BotFramework-WebChat icon indicating copy to clipboard operation
BotFramework-WebChat copied to clipboard

Direct Line Speech adapters do not connect

Open MunozVictor opened this issue 11 months ago • 1 comments

Description

I'm having an issue when using the DirectLine Speech adapter in my Web Chat integration. I adapted a template that previously worked with the standard DirectLine (text) channel and configured the WebSocket connection on my App Service. While speech-to-text functionality appears to work, the bot integration doesn't seem to be functioning as expected. Specifically:

  • The client sends the webchat/join event (which my C# bot correctly receives and processes when use Directline Text).
  • The bot responds with a welcome message as a message activity.
  • However, the welcome message and any subsequent activities from the bot are not rendered in the Web Chat UI. When I create with DirectLine Speech

Code to Reproduce

<script>
    (async function () {
      async function fetchCredentials() {
        const res = await fetch("https://northeurope.api.cognitive.microsoft.com/sts/v1.0/issuetoken", {
          method: "POST",
          headers: {
            "Content-Type": "application/x-www-form-urlencoded",
            "Content-Length": "0",
            "Ocp-Apim-Subscription-Key": "SECRET"
          }
        });
        if (!res.ok) {
          throw new Error("Error al obtener el token de autorización.");
        }
        console.log("Token obtenido correctamente.");
        return { authorizationToken: await res.text(), region: "northeurope" };
      }
      const adapters = await window.WebChat.createDirectLineSpeechAdapters({
        fetchCredentials
      });
      const store = window.WebChat.createStore({}, ({ dispatch }) => next => action => {
        if (action.type === 'DIRECT_LINE/CONNECT_FULFILLED') {
          console.log("Conexión establecida con Direct Line Speech, enviando evento 'webchat/join'");
          dispatch({
            type: 'WEB_CHAT/SEND_EVENT',
            payload: {
              name: 'webchat/join',
              value: {
                language: "es-ES",
                mail: "[email protected]",
                client: "Cliente123",
                centro: "CentroX",
                ambito: "app",
                traces: "logs"
              }
            }
          });
        }
        return next(action);
      });

      window.WebChat.renderWebChat({
        ...adapters,
        store,
        webSpeechPonyfillFactory: window.WebChat.createBrowserWebSpeechPonyfillFactory()
      }, document.getElementById('webchat'));
      document.querySelector("#webchat > *").focus();
    })().catch(err => console.error("Error al inicializar Web Chat:", err));
  </script>

Expected Behavior

  • Once the connection is established and the webchat/join event is sent, the bot should respond with a welcome message.
  • The welcome message (and any subsequent bot activities) should render in the Web Chat UI.

Actual Behavior

  • Although the event is sent and received by the bot, no welcome message or other bot activities are displayed in the Web Chat interface when using the DirectLine Speech adapter.

Additional Context

  • This integration works as expected with the standard DirectLine channel.
  • I suspect the issue might be related to how the DirectLine Speech adapter handles or renders text-based activities, or any error creating the store.
  • Any suggestions or known workarounds for ensuring that message activities are properly rendered in DirectLine Speech would be appreciated.
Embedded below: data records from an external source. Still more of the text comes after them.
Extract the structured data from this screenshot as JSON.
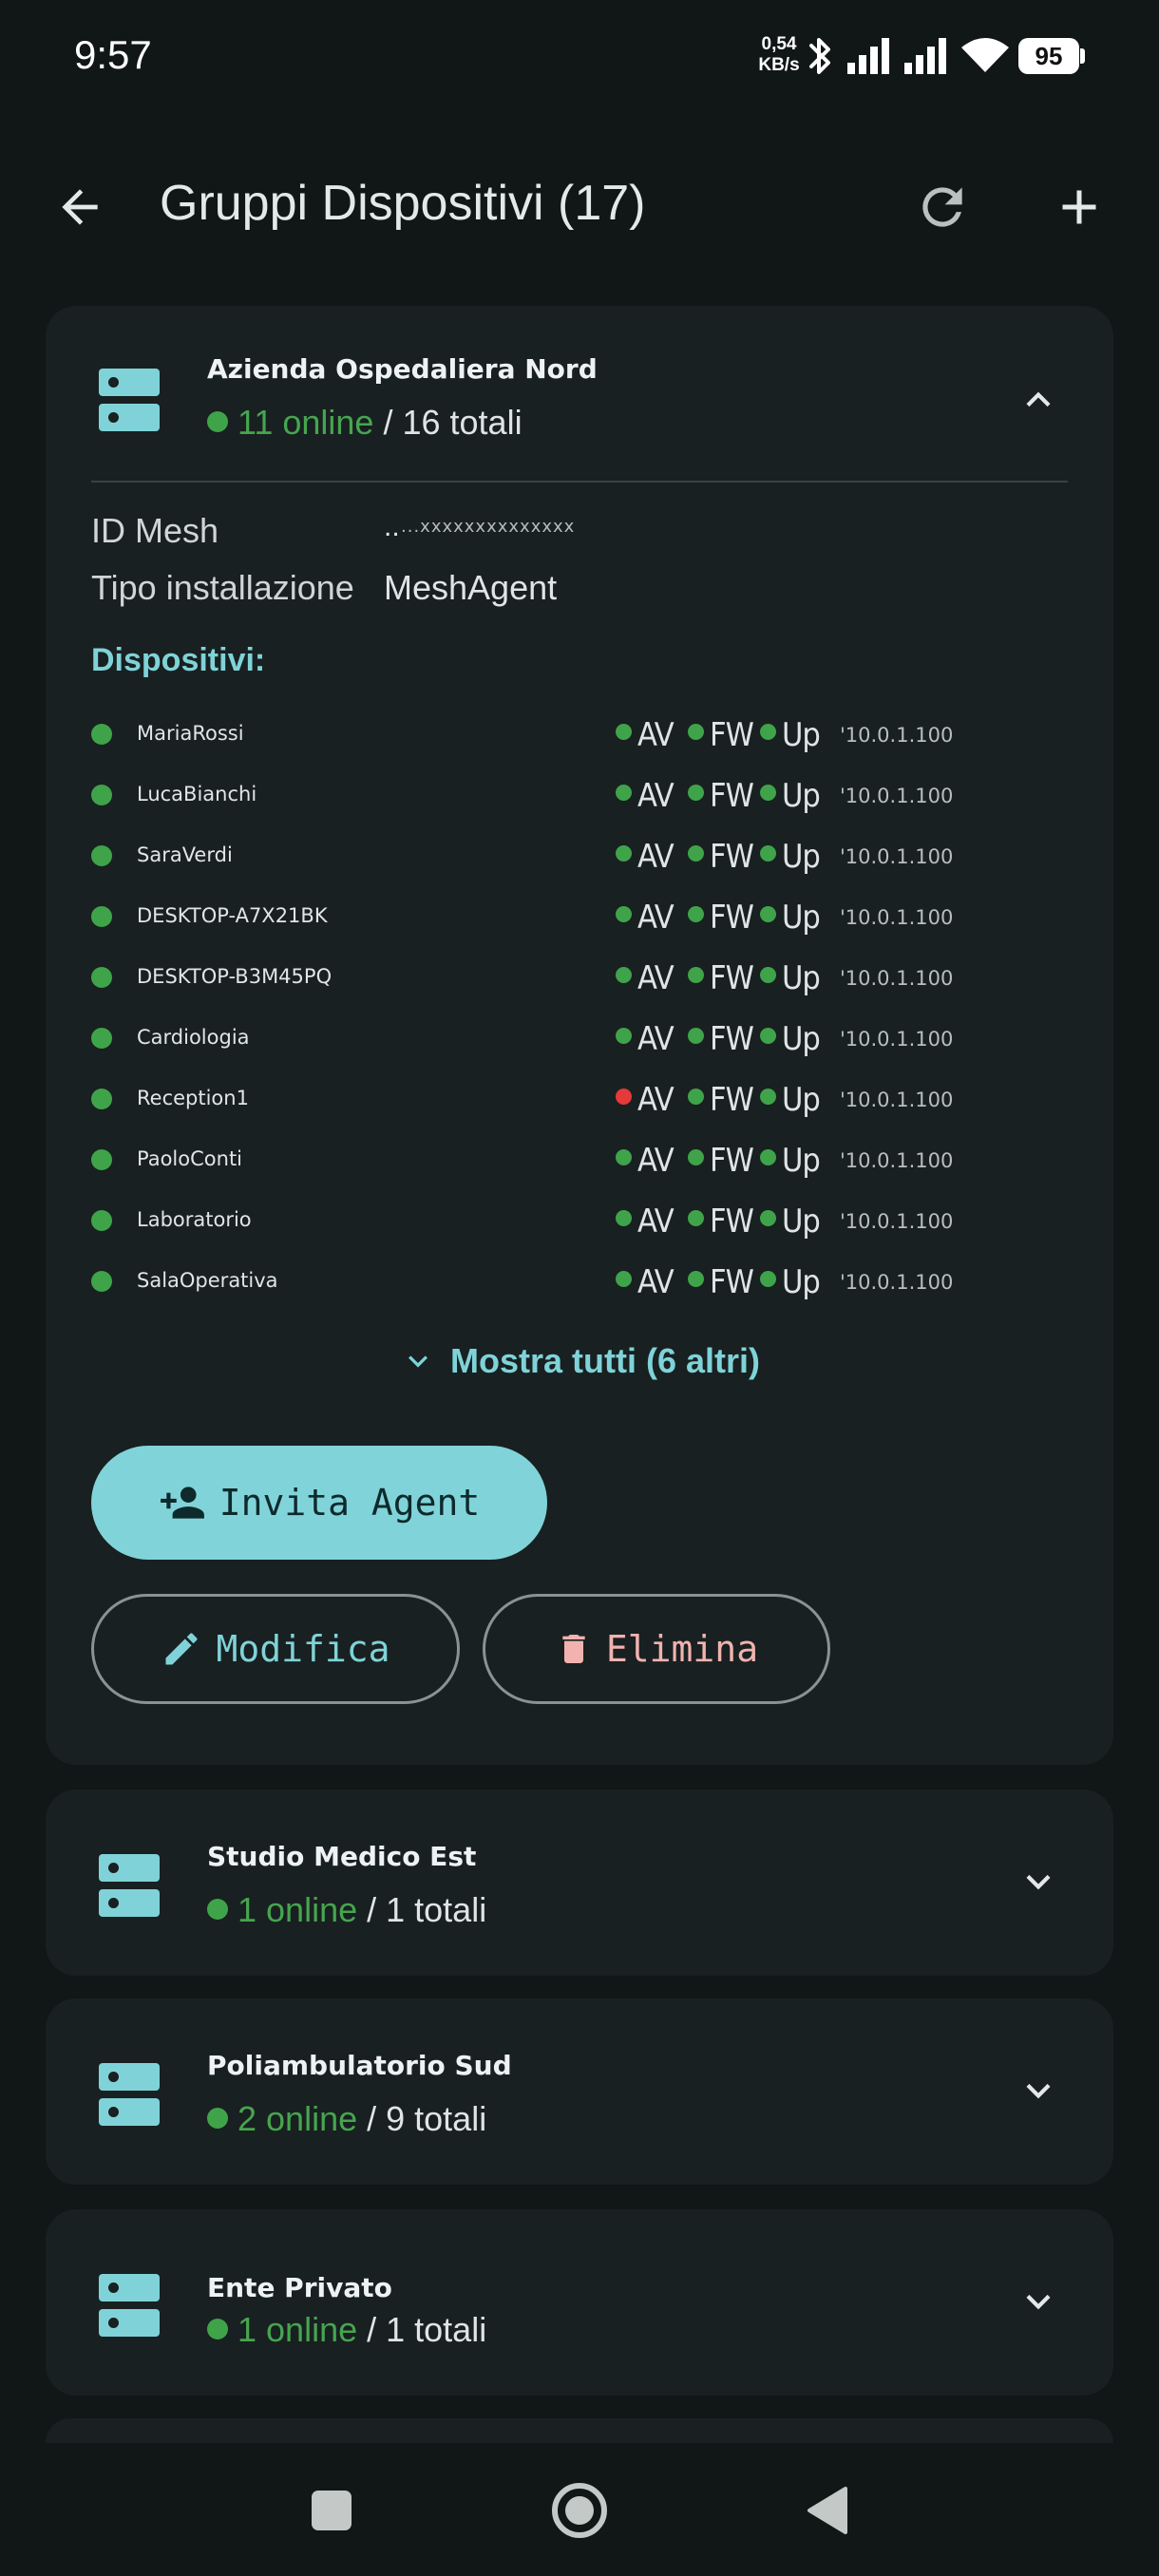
{
  "status_bar": {
    "time": "9:57",
    "net_speed_value": "0,54",
    "net_speed_unit": "KB/s",
    "battery": "95",
    "icons": [
      "bluetooth-icon",
      "signal-icon",
      "signal-icon",
      "wifi-icon",
      "battery-icon"
    ]
  },
  "app_bar": {
    "title": "Gruppi Dispositivi (17)",
    "back_icon": "arrow-back-icon",
    "refresh_icon": "refresh-icon",
    "add_icon": "add-icon"
  },
  "groups": [
    {
      "name": "Azienda Ospedaliera Nord",
      "online": "11 online",
      "totals": "/ 16 totali",
      "expanded": true,
      "mesh_id_label": "ID Mesh",
      "mesh_id_value": "..",
      "mesh_id_masked": "...xxxxxxxxxxxxxx",
      "install_type_label": "Tipo installazione",
      "install_type_value": "MeshAgent",
      "devices_title": "Dispositivi:",
      "devices": [
        {
          "name": "MariaRossi",
          "av": "AV",
          "fw": "FW",
          "up": "Up",
          "ip": "'10.0.1.100",
          "av_ok": true
        },
        {
          "name": "LucaBianchi",
          "av": "AV",
          "fw": "FW",
          "up": "Up",
          "ip": "'10.0.1.100",
          "av_ok": true
        },
        {
          "name": "SaraVerdi",
          "av": "AV",
          "fw": "FW",
          "up": "Up",
          "ip": "'10.0.1.100",
          "av_ok": true
        },
        {
          "name": "DESKTOP-A7X21BK",
          "av": "AV",
          "fw": "FW",
          "up": "Up",
          "ip": "'10.0.1.100",
          "av_ok": true
        },
        {
          "name": "DESKTOP-B3M45PQ",
          "av": "AV",
          "fw": "FW",
          "up": "Up",
          "ip": "'10.0.1.100",
          "av_ok": true
        },
        {
          "name": "Cardiologia",
          "av": "AV",
          "fw": "FW",
          "up": "Up",
          "ip": "'10.0.1.100",
          "av_ok": true
        },
        {
          "name": "Reception1",
          "av": "AV",
          "fw": "FW",
          "up": "Up",
          "ip": "'10.0.1.100",
          "av_ok": false
        },
        {
          "name": "PaoloConti",
          "av": "AV",
          "fw": "FW",
          "up": "Up",
          "ip": "'10.0.1.100",
          "av_ok": true
        },
        {
          "name": "Laboratorio",
          "av": "AV",
          "fw": "FW",
          "up": "Up",
          "ip": "'10.0.1.100",
          "av_ok": true
        },
        {
          "name": "SalaOperativa",
          "av": "AV",
          "fw": "FW",
          "up": "Up",
          "ip": "'10.0.1.100",
          "av_ok": true
        }
      ],
      "show_all_label": "Mostra tutti (6 altri)",
      "invite_label": "Invita Agent",
      "edit_label": "Modifica",
      "delete_label": "Elimina"
    },
    {
      "name": "Studio Medico Est",
      "online": "1 online",
      "totals": "/ 1 totali",
      "expanded": false
    },
    {
      "name": "Poliambulatorio Sud",
      "online": "2 online",
      "totals": "/ 9 totali",
      "expanded": false
    },
    {
      "name": "Ente Privato",
      "online": "1 online",
      "totals": "/ 1 totali",
      "expanded": false
    }
  ],
  "colors": {
    "background": "#111617",
    "card": "#192021",
    "accent": "#7fd3d8",
    "online_green": "#46a54f",
    "status_red": "#e5393a",
    "delete_pink": "#f2b3b0"
  },
  "nav_bar": {
    "items": [
      "recents-square-icon",
      "home-circle-icon",
      "back-triangle-icon"
    ]
  }
}
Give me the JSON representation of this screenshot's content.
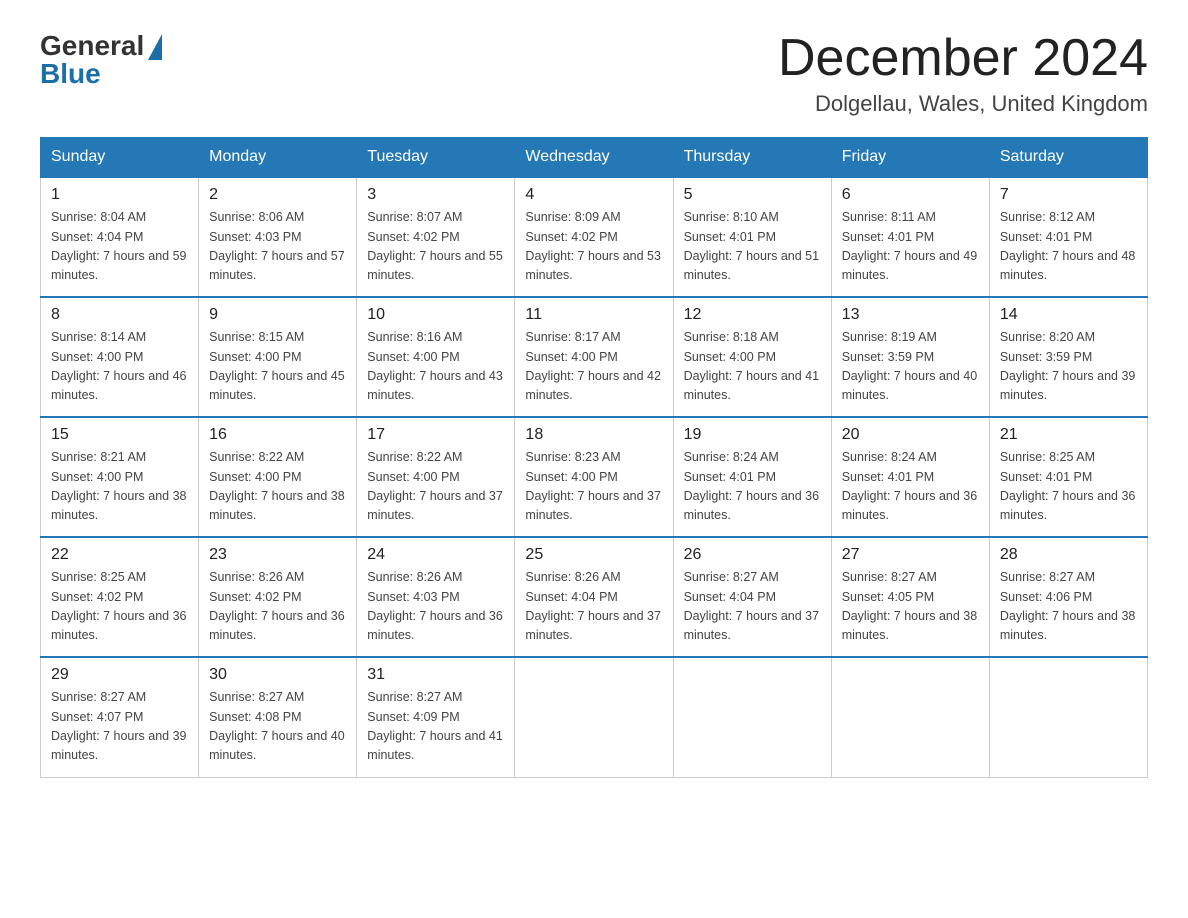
{
  "logo": {
    "general": "General",
    "blue": "Blue"
  },
  "title": "December 2024",
  "location": "Dolgellau, Wales, United Kingdom",
  "days_of_week": [
    "Sunday",
    "Monday",
    "Tuesday",
    "Wednesday",
    "Thursday",
    "Friday",
    "Saturday"
  ],
  "weeks": [
    [
      {
        "day": "1",
        "sunrise": "8:04 AM",
        "sunset": "4:04 PM",
        "daylight": "7 hours and 59 minutes."
      },
      {
        "day": "2",
        "sunrise": "8:06 AM",
        "sunset": "4:03 PM",
        "daylight": "7 hours and 57 minutes."
      },
      {
        "day": "3",
        "sunrise": "8:07 AM",
        "sunset": "4:02 PM",
        "daylight": "7 hours and 55 minutes."
      },
      {
        "day": "4",
        "sunrise": "8:09 AM",
        "sunset": "4:02 PM",
        "daylight": "7 hours and 53 minutes."
      },
      {
        "day": "5",
        "sunrise": "8:10 AM",
        "sunset": "4:01 PM",
        "daylight": "7 hours and 51 minutes."
      },
      {
        "day": "6",
        "sunrise": "8:11 AM",
        "sunset": "4:01 PM",
        "daylight": "7 hours and 49 minutes."
      },
      {
        "day": "7",
        "sunrise": "8:12 AM",
        "sunset": "4:01 PM",
        "daylight": "7 hours and 48 minutes."
      }
    ],
    [
      {
        "day": "8",
        "sunrise": "8:14 AM",
        "sunset": "4:00 PM",
        "daylight": "7 hours and 46 minutes."
      },
      {
        "day": "9",
        "sunrise": "8:15 AM",
        "sunset": "4:00 PM",
        "daylight": "7 hours and 45 minutes."
      },
      {
        "day": "10",
        "sunrise": "8:16 AM",
        "sunset": "4:00 PM",
        "daylight": "7 hours and 43 minutes."
      },
      {
        "day": "11",
        "sunrise": "8:17 AM",
        "sunset": "4:00 PM",
        "daylight": "7 hours and 42 minutes."
      },
      {
        "day": "12",
        "sunrise": "8:18 AM",
        "sunset": "4:00 PM",
        "daylight": "7 hours and 41 minutes."
      },
      {
        "day": "13",
        "sunrise": "8:19 AM",
        "sunset": "3:59 PM",
        "daylight": "7 hours and 40 minutes."
      },
      {
        "day": "14",
        "sunrise": "8:20 AM",
        "sunset": "3:59 PM",
        "daylight": "7 hours and 39 minutes."
      }
    ],
    [
      {
        "day": "15",
        "sunrise": "8:21 AM",
        "sunset": "4:00 PM",
        "daylight": "7 hours and 38 minutes."
      },
      {
        "day": "16",
        "sunrise": "8:22 AM",
        "sunset": "4:00 PM",
        "daylight": "7 hours and 38 minutes."
      },
      {
        "day": "17",
        "sunrise": "8:22 AM",
        "sunset": "4:00 PM",
        "daylight": "7 hours and 37 minutes."
      },
      {
        "day": "18",
        "sunrise": "8:23 AM",
        "sunset": "4:00 PM",
        "daylight": "7 hours and 37 minutes."
      },
      {
        "day": "19",
        "sunrise": "8:24 AM",
        "sunset": "4:01 PM",
        "daylight": "7 hours and 36 minutes."
      },
      {
        "day": "20",
        "sunrise": "8:24 AM",
        "sunset": "4:01 PM",
        "daylight": "7 hours and 36 minutes."
      },
      {
        "day": "21",
        "sunrise": "8:25 AM",
        "sunset": "4:01 PM",
        "daylight": "7 hours and 36 minutes."
      }
    ],
    [
      {
        "day": "22",
        "sunrise": "8:25 AM",
        "sunset": "4:02 PM",
        "daylight": "7 hours and 36 minutes."
      },
      {
        "day": "23",
        "sunrise": "8:26 AM",
        "sunset": "4:02 PM",
        "daylight": "7 hours and 36 minutes."
      },
      {
        "day": "24",
        "sunrise": "8:26 AM",
        "sunset": "4:03 PM",
        "daylight": "7 hours and 36 minutes."
      },
      {
        "day": "25",
        "sunrise": "8:26 AM",
        "sunset": "4:04 PM",
        "daylight": "7 hours and 37 minutes."
      },
      {
        "day": "26",
        "sunrise": "8:27 AM",
        "sunset": "4:04 PM",
        "daylight": "7 hours and 37 minutes."
      },
      {
        "day": "27",
        "sunrise": "8:27 AM",
        "sunset": "4:05 PM",
        "daylight": "7 hours and 38 minutes."
      },
      {
        "day": "28",
        "sunrise": "8:27 AM",
        "sunset": "4:06 PM",
        "daylight": "7 hours and 38 minutes."
      }
    ],
    [
      {
        "day": "29",
        "sunrise": "8:27 AM",
        "sunset": "4:07 PM",
        "daylight": "7 hours and 39 minutes."
      },
      {
        "day": "30",
        "sunrise": "8:27 AM",
        "sunset": "4:08 PM",
        "daylight": "7 hours and 40 minutes."
      },
      {
        "day": "31",
        "sunrise": "8:27 AM",
        "sunset": "4:09 PM",
        "daylight": "7 hours and 41 minutes."
      },
      null,
      null,
      null,
      null
    ]
  ]
}
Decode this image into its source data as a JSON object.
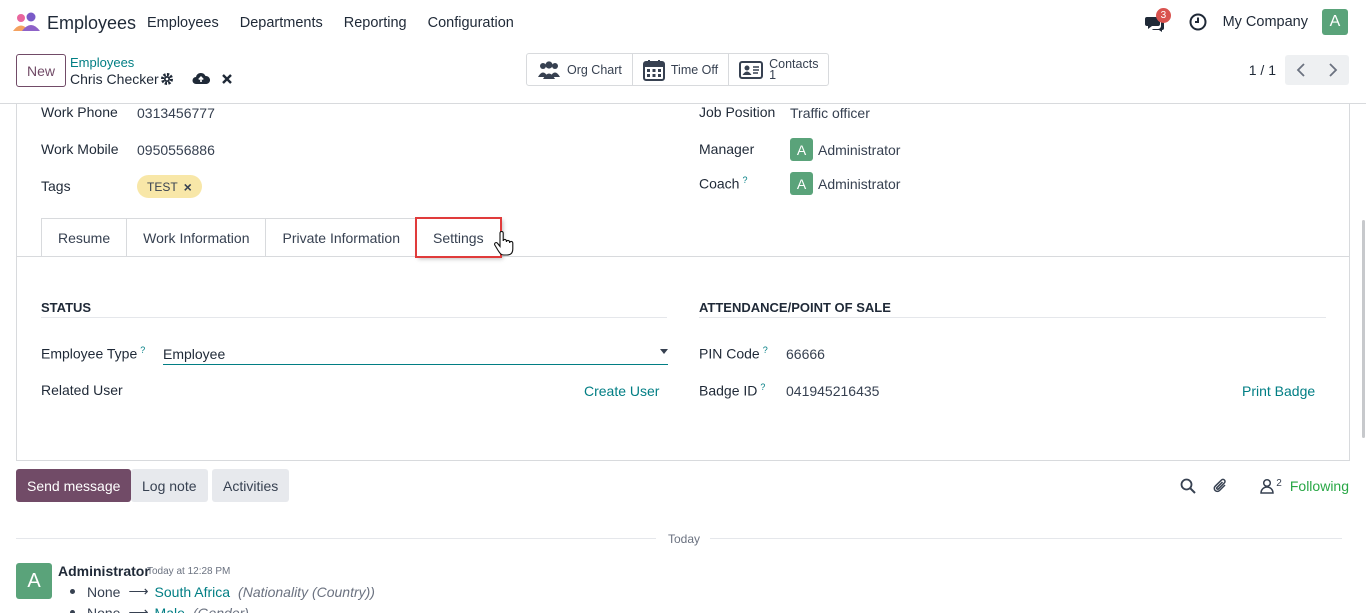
{
  "nav": {
    "app_name": "Employees",
    "menu": [
      "Employees",
      "Departments",
      "Reporting",
      "Configuration"
    ],
    "messages_count": "3",
    "company": "My Company",
    "user_initial": "A"
  },
  "control": {
    "new_label": "New",
    "breadcrumb_parent": "Employees",
    "breadcrumb_current": "Chris Checker",
    "smart_buttons": {
      "org_chart": "Org Chart",
      "time_off": "Time Off",
      "contacts_label": "Contacts",
      "contacts_count": "1"
    },
    "pager": "1 / 1"
  },
  "form": {
    "work_phone_label": "Work Phone",
    "work_phone": "0313456777",
    "work_mobile_label": "Work Mobile",
    "work_mobile": "0950556886",
    "tags_label": "Tags",
    "tag": "TEST",
    "job_position_label": "Job Position",
    "job_position": "Traffic officer",
    "manager_label": "Manager",
    "manager": "Administrator",
    "manager_initial": "A",
    "coach_label": "Coach",
    "coach": "Administrator",
    "coach_initial": "A",
    "help_mark": "?"
  },
  "tabs": [
    "Resume",
    "Work Information",
    "Private Information",
    "Settings"
  ],
  "settings": {
    "status_title": "STATUS",
    "employee_type_label": "Employee Type",
    "employee_type": "Employee",
    "related_user_label": "Related User",
    "create_user": "Create User",
    "attendance_title": "ATTENDANCE/POINT OF SALE",
    "pin_label": "PIN Code",
    "pin": "66666",
    "badge_label": "Badge ID",
    "badge": "041945216435",
    "print_badge": "Print Badge"
  },
  "chatter": {
    "send_message": "Send message",
    "log_note": "Log note",
    "activities": "Activities",
    "followers_count": "2",
    "following": "Following",
    "today": "Today",
    "author": "Administrator",
    "author_initial": "A",
    "time": "Today at 12:28 PM",
    "tracking": [
      {
        "old": "None",
        "new": "South Africa",
        "field": "(Nationality (Country))"
      },
      {
        "old": "None",
        "new": "Male",
        "field": "(Gender)"
      }
    ]
  },
  "colors": {
    "brand": "#714b67",
    "link": "#017e84",
    "avatar": "#5aa37a",
    "tag": "#f8e7a8",
    "highlight": "#e03b3b"
  }
}
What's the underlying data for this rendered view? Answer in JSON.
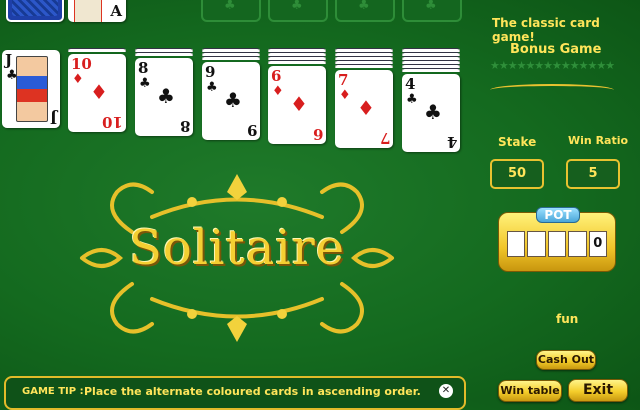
{
  "game": {
    "logo_text": "Solitaire",
    "tagline": "The classic card game!",
    "bonus_label": "Bonus Game"
  },
  "stock": {
    "face_up_card": "A"
  },
  "tableau": [
    {
      "rank": "J",
      "suit": "♣",
      "color": "black",
      "hidden": 0
    },
    {
      "rank": "10",
      "suit": "♦",
      "color": "red",
      "hidden": 1
    },
    {
      "rank": "8",
      "suit": "♣",
      "color": "black",
      "hidden": 2
    },
    {
      "rank": "9",
      "suit": "♣",
      "color": "black",
      "hidden": 3
    },
    {
      "rank": "6",
      "suit": "♦",
      "color": "red",
      "hidden": 4
    },
    {
      "rank": "7",
      "suit": "♦",
      "color": "red",
      "hidden": 5
    },
    {
      "rank": "4",
      "suit": "♣",
      "color": "black",
      "hidden": 6
    }
  ],
  "foundations": [
    {
      "suit": "♣"
    },
    {
      "suit": "♣"
    },
    {
      "suit": "♣"
    },
    {
      "suit": "♣"
    }
  ],
  "betting": {
    "stake_label": "Stake",
    "stake_value": "50",
    "win_ratio_label": "Win Ratio",
    "win_ratio_value": "5",
    "pot_label": "POT",
    "pot_value": "0",
    "mode_text": "fun"
  },
  "buttons": {
    "cash_out": "Cash Out",
    "win_table": "Win table",
    "exit": "Exit"
  },
  "tip": {
    "label": "GAME TIP :",
    "text": "Place the alternate coloured cards in ascending order.",
    "close": "✕"
  },
  "colors": {
    "felt": "#146a1f",
    "gold": "#f4cd2a",
    "card_red": "#d81e1e"
  }
}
Please let me know if you need any further information or logs. Thank you!

MunozVictor avatar Feb 25 '25 18:02 MunozVictor

Now I have managed to make it work, but not through Direct Line Speech:

  • If I set it to "hybrid" mode, the browser's speech-to-text (STT) works and cognitive service (TTS).
  • If I set it to "azure" mode, both STT and text-to-speech (TTS) work using the cognitive service.
  • In "browser" mode, it works using the browser's speech services.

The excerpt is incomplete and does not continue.